The Dominican Republic used to be a quiet, sleepy get-away spot. But now, that’s quickly changing. Welcome to Casa Colonial. Dressed in white and rich mahogany, from its elegant lobby to the rooftop, it is a gem among the world’s boutique hotels. But, there’s something more than a designer’s touch that sets this hotel apart: Location, location, location.
This Italian inspired hotel sprouted two years ago in a most unlikely destination, the Dominican Republic. Unlikely because the “D.R.” — as it’s called here, is best known as the best bargain in the Caribbean. It’s still a deal in many ways. But, the fifty suite Casa Colonial with rooms starting at $260 a night, is just one example of how this third-world country is aiming for a higher class of tourist.
“Now we have a lot of people that in the past would not be attracted to go to Puerto Plata because they are not finding the right place to stay, now they have”, said Casa Colonial Vice President, Roberto Casoni.
Casa Colonial hotel and spa on the island’s north coast seems to have set off a building boom catering to the well-heeled travelers. Large resorts being built across the country are including “boutique” hotels and other high-end properties.
“In the next ten years you will find all the American chains like the Four Seasons, Hyatt and Ritz Carlton. We know that they are negotiating with the owners of the beautiful lands by the sea,” said Felix Jimenez, Dominican Tourism Secretary.

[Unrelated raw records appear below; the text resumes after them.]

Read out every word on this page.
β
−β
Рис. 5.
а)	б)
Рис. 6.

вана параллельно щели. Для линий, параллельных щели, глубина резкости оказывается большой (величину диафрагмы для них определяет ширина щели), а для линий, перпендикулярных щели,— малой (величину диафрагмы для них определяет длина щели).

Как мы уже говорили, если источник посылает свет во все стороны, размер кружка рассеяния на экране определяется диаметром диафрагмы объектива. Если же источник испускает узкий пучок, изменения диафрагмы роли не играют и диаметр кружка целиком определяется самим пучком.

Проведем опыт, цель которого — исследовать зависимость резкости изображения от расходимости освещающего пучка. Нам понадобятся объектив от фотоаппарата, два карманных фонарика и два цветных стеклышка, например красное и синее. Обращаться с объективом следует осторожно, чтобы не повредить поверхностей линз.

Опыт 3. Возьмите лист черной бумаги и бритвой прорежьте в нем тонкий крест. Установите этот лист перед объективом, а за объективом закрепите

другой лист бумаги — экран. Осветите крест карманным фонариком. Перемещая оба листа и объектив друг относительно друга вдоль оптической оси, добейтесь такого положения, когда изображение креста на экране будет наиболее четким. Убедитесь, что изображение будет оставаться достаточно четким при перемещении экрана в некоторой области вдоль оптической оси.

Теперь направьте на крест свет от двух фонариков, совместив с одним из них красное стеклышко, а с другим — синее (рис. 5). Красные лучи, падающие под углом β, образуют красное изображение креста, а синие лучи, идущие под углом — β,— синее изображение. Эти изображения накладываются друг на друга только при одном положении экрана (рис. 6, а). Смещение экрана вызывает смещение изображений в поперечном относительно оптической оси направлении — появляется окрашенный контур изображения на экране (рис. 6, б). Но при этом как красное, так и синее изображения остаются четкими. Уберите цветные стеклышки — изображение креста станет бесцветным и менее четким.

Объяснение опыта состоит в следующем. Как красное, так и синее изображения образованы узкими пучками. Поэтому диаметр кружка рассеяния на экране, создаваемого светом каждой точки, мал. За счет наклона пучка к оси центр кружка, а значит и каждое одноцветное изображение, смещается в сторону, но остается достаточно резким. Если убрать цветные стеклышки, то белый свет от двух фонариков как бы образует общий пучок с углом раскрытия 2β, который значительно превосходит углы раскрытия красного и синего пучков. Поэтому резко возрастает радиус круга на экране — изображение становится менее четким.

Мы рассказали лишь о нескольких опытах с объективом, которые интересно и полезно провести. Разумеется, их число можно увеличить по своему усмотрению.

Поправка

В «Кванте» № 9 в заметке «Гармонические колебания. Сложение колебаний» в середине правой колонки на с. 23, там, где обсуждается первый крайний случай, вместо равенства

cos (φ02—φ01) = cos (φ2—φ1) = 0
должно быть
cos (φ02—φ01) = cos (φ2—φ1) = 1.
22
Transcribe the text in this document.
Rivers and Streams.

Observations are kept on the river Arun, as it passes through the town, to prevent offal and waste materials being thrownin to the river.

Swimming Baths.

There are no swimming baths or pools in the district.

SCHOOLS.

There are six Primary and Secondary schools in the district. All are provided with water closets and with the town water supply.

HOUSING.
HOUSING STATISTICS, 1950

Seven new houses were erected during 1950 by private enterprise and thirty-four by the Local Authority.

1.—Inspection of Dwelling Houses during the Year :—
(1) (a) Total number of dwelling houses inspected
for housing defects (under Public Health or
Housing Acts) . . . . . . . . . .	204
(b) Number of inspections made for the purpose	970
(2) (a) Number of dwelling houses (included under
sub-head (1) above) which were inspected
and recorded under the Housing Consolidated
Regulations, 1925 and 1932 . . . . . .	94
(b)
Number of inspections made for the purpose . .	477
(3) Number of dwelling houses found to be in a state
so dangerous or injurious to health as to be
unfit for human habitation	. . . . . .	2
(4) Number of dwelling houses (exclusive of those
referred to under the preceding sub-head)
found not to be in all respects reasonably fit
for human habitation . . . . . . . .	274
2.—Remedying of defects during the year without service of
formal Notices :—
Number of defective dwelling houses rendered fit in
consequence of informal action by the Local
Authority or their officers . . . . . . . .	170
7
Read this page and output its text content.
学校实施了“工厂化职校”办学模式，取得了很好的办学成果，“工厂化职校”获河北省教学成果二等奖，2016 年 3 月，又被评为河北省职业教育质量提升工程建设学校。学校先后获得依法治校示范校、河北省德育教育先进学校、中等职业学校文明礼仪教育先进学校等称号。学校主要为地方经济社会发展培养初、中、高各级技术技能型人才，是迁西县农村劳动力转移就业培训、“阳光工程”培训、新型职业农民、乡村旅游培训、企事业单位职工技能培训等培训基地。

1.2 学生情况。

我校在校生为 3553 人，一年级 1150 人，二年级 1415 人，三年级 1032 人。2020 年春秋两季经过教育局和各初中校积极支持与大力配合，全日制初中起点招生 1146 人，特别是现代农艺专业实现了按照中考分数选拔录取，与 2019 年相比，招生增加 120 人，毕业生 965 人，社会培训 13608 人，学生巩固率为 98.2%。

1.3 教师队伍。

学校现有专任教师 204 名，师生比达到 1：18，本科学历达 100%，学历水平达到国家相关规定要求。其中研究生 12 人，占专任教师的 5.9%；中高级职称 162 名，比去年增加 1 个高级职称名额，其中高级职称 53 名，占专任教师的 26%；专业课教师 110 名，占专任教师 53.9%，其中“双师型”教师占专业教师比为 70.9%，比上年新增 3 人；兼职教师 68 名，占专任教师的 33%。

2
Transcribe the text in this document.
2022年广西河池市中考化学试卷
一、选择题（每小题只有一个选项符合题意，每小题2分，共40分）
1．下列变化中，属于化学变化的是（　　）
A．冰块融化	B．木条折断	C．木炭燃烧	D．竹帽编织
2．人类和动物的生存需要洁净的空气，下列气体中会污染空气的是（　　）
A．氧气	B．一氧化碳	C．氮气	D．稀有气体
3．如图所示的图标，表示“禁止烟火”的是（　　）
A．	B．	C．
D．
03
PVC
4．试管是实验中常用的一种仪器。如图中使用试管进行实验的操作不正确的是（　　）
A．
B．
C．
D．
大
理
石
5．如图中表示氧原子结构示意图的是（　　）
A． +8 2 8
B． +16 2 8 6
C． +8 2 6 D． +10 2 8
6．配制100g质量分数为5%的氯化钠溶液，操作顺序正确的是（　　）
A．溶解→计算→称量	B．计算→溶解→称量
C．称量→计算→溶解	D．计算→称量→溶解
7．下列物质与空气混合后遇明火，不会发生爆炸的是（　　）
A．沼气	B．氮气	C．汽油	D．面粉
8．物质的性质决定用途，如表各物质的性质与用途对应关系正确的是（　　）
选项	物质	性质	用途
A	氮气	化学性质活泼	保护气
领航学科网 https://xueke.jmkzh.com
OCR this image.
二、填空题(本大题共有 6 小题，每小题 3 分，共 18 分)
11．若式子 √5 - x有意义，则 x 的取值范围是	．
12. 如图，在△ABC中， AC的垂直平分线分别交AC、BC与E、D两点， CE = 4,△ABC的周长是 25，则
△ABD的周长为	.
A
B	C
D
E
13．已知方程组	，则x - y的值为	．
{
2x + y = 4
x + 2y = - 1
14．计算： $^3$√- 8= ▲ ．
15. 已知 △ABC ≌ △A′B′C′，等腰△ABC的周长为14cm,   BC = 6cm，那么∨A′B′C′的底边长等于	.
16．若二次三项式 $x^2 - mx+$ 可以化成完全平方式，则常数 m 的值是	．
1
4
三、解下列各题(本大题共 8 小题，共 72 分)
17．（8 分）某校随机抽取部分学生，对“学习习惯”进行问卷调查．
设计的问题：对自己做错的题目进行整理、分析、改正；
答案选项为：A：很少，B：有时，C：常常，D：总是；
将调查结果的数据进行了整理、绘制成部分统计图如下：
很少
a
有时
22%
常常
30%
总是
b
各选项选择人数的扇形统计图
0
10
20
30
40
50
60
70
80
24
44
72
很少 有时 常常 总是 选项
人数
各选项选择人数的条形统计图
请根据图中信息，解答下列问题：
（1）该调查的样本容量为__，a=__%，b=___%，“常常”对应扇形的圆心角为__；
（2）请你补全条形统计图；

Jimenez says tourism has overtaken sugar production and accounts for 20% of the economy. The government hopes to grow that by reaching beyond the all-inclusive bargain tourist of the past.
“Our goal is like a plane. We can find seats for first class, business class and coach. So, we want it to be so that you can find many kinds of different hotels,"said Jimenez.
“Some will want the best of both worlds. That’s what the brand new Paridisus on the southeast coast is banking on,” said Sina Schreiber of the Paridisus Palma Real.
Less than a year old, the Paridisus, a Spanish owned all-inclusive was built for the high-end traveler who wants the amenities of a large property, the comforts of a luxury suite and doesn’t mind paying the $398 a night boutique prices.
“Americans now have experienced all-inclusive in destinations like Mexico and not always they know that all-inclusive can also be combined with luxury and this is what we build here. We have a beautiful Caribbean setting with world class property and we try to combine that,” said Schreiber.
Even well established resorts like the island’s Casa de Campo in La Romana is jumping on the boutique bandwagon as part of a huge expansion plan.
“We’re planning a 200 room hotel with a small beach and a five-star hotel with excellent facilities,” said Casa de Campo VP, Alfonso Paniaqua.
For those with privacy in mind, yet another option is going high-end in the D.R. with a private villa stay. Americans Dan and Ruthie Moller visited a nearby villa four years ago and decided to build one of their own. A $3 million, 18,000 square foot spread, complete with a private beach, will be ready later this year. They will use it as a family retreat, but also rent it out to other Americans for $15,000 a week — with a twist — the profits will fund a community center they’re building in a nearby town.
“It’s a place we can revisit and bring our family and come on a regular basis. And, instead of just give and go, to actually be part of the community center, to get to know people, to understand their needs,” said Ruthie Miller.
The Dominican is a country of contrasts with the wealthy visitors and the struggling population. But, in recent years tourism and the massive construction it has generated has been raising the standard of living for many in the D.R.
Lisa Bommarito Kirkman of Sea Horse Ranch is supervising the building of this $5 million beachfront villa on the North Coast.
“Tourism started here sort of government oriented, so it was really basic hotels. Little by little, with private investments, we’re getting luxury hotels, luxury communities like this one. So, it is a trend and Americans are getting more and more demanding everyday with all the comforts, so this country has to keep up with it as well," said Kirkman.
With accommodations like these popping up across the country and views to match, it’s a trend likely to last.